The Fairfield is definitely not "walking distance from the dock for a couple seniors". KW is not known for its "reasonably priced" accommodations - it typically leads the state in nightly occupancy percentage and rates. 

If you are only going to be there a couple of days, you definitely want to stay in the Old Town area as suggested above. The Westin, Ocean Key, Pier House, Hyatt (Resort & Spa) and Galleon (actually TS, but they rent a lot of rooms/units by the night) are the popular hotels at the lower end of Duval - while all of these are short walk from the Fast Cat dock and are an ideal spot to explore Old Town KW, the nightly price will reflect that. Note that I've listed these hotels in order from farthest (Westin) to closest (Galleon) to the Fast Cat dock. 

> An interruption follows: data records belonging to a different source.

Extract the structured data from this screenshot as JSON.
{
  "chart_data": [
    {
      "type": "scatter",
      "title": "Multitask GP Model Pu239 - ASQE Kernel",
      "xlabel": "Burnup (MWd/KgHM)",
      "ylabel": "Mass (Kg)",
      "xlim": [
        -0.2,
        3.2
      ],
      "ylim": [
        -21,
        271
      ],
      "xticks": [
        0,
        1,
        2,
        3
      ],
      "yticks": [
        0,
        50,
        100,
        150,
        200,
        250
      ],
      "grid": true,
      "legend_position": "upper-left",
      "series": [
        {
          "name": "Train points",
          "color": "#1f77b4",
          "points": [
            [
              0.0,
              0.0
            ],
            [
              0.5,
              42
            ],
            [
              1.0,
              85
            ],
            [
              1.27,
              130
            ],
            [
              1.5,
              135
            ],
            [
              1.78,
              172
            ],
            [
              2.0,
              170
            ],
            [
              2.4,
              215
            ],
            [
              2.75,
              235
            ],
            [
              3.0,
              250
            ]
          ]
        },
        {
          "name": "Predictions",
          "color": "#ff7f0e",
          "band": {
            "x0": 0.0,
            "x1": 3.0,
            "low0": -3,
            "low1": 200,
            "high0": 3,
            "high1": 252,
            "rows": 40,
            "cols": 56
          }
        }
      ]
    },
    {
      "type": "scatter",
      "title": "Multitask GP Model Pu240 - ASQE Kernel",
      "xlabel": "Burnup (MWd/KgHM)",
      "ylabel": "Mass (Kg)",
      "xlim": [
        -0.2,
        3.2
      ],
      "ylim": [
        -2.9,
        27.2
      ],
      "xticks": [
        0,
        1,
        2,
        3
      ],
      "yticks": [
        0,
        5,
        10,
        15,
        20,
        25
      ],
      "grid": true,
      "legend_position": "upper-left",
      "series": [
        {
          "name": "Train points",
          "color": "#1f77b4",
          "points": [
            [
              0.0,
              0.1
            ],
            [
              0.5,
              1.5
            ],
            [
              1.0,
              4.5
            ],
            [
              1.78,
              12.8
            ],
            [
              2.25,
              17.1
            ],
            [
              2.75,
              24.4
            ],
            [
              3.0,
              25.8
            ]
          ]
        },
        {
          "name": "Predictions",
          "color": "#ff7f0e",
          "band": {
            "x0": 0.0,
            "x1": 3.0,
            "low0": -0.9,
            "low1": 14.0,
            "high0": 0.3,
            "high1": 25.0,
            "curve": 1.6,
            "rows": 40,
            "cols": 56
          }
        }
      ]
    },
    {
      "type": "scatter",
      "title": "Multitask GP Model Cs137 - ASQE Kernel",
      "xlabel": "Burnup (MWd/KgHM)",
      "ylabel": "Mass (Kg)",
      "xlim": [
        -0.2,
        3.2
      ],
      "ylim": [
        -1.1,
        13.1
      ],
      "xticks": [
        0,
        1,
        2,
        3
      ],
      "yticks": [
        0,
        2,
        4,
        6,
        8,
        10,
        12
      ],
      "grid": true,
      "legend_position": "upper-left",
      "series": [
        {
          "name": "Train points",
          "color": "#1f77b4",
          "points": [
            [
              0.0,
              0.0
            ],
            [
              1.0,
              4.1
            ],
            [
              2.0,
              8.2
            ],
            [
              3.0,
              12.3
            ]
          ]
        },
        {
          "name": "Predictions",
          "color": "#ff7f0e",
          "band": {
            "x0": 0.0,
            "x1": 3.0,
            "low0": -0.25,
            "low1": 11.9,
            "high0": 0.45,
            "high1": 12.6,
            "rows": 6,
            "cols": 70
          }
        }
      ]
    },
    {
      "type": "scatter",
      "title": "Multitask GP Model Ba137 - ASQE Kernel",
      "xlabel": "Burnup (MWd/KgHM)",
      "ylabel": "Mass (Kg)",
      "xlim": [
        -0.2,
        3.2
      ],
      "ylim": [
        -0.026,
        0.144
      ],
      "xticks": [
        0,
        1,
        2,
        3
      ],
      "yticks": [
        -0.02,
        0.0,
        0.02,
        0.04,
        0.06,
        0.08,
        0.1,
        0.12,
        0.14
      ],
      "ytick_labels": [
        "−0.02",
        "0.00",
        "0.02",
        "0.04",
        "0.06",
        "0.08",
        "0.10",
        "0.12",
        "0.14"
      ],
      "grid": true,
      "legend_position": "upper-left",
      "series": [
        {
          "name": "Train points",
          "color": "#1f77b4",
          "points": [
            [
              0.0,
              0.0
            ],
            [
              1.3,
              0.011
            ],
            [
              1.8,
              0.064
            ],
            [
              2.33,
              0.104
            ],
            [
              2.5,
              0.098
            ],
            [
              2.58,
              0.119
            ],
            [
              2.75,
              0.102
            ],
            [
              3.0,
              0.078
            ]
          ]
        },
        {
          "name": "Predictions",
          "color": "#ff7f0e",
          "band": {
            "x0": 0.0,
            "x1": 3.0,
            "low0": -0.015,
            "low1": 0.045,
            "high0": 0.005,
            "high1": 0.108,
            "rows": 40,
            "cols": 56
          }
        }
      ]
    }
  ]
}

Instead of a hotel, a lot of KW travelers go the B&B route (nightly prices can be better and they tend to have a little more of the "flavor" of KW) - you can check price & location of hotels and B&B's here - http://www.tripadvisor.com/Hotels-g3...ACCOM_OVERVIEW

Part of the attraction to KW is that it can be as wild or as mild as each person prefers it. Wild - bars close at 4 am (if you prefer to drink naked, the Garden of Eden would be the place for you). Mild - walking thru the side streets of Old Town observing the beautiful old homes. Throw in the variety of historic sights (Mel Fisher's Museum, Hemingway's House, Audubon House, etc) and wonderful restaurants (Sarabeths, Marquesa, B O's Fish Wagon, Blue Heaven, etc) and 2 days will be gone in a blink of an eye.


----------



## theo (Dec 27, 2011)

*Yessa!*



bdh said:


> Part of the attraction to KW is that it can be as wild or as mild as each person prefers it. Wild - bars close at 4 am (if you prefer to drink naked, the Garden of Eden would be the place for you). Mild - walking thru the side streets of Old Town observing the beautiful old homes. Throw in the variety of historic sights (Mel Fisher's Museum, Hemingway's House, Audubon House, etc) and wonderful restaurants (Sarabeths, Marquesa, B O's Fish Wagon, Blue Heaven, etc) and 2 days will be gone in a blink of an eye.



The above is certainly a well stated and absolutely correct description and summation. 

Key West is definitely *not* just naked bars, late night drunken carousing and extroverted transgenders "performing" on Duval Street. Even a walk through the cemetery (...what could be any quieter than that?) can be interesting (e.g., the gravesite / memorial for U.S.S. Maine crewmen, whose ship mysteriously blew up in Havana Harbor in 1898, preceding the Spanish - American War). Fort Zachary Taylor is another interesting historical site, where there is also a nice, shaded picnic area adjoining some of the best public access beachfront in all of Key West. Some great restaurants (per above, to which I would also add Pepe's). Overall, it's just a fascinating place, although many (among whom I must honestly include myself) best enjoy it only occasionally and in controlled dosages, during relatively short stays.


----------



## rwroth (Dec 29, 2011)

Thanks for all of the above comments & suggestions. I'm presently zeroing in on The Garden House or Westwind Inn -- both of which seem to be within walking distance of the Express dock and city attractions, and have reasonable rates, depending on room location. Any experiences or thoughts on these 2 B&Bs would be appreciated.

Roy


----------



## Sea Six (Dec 29, 2011)

Not familiar with the B&Bs, but they are in a nice area near one of our favorite shops - Kermit's Key West Key Lime 

http://www.keylimeshop.com/

Enjoy the show at Mallory Square - sword swallowers, acrobats, magicians, and circus cats, to name a few!  Don't miss the sunset.


----------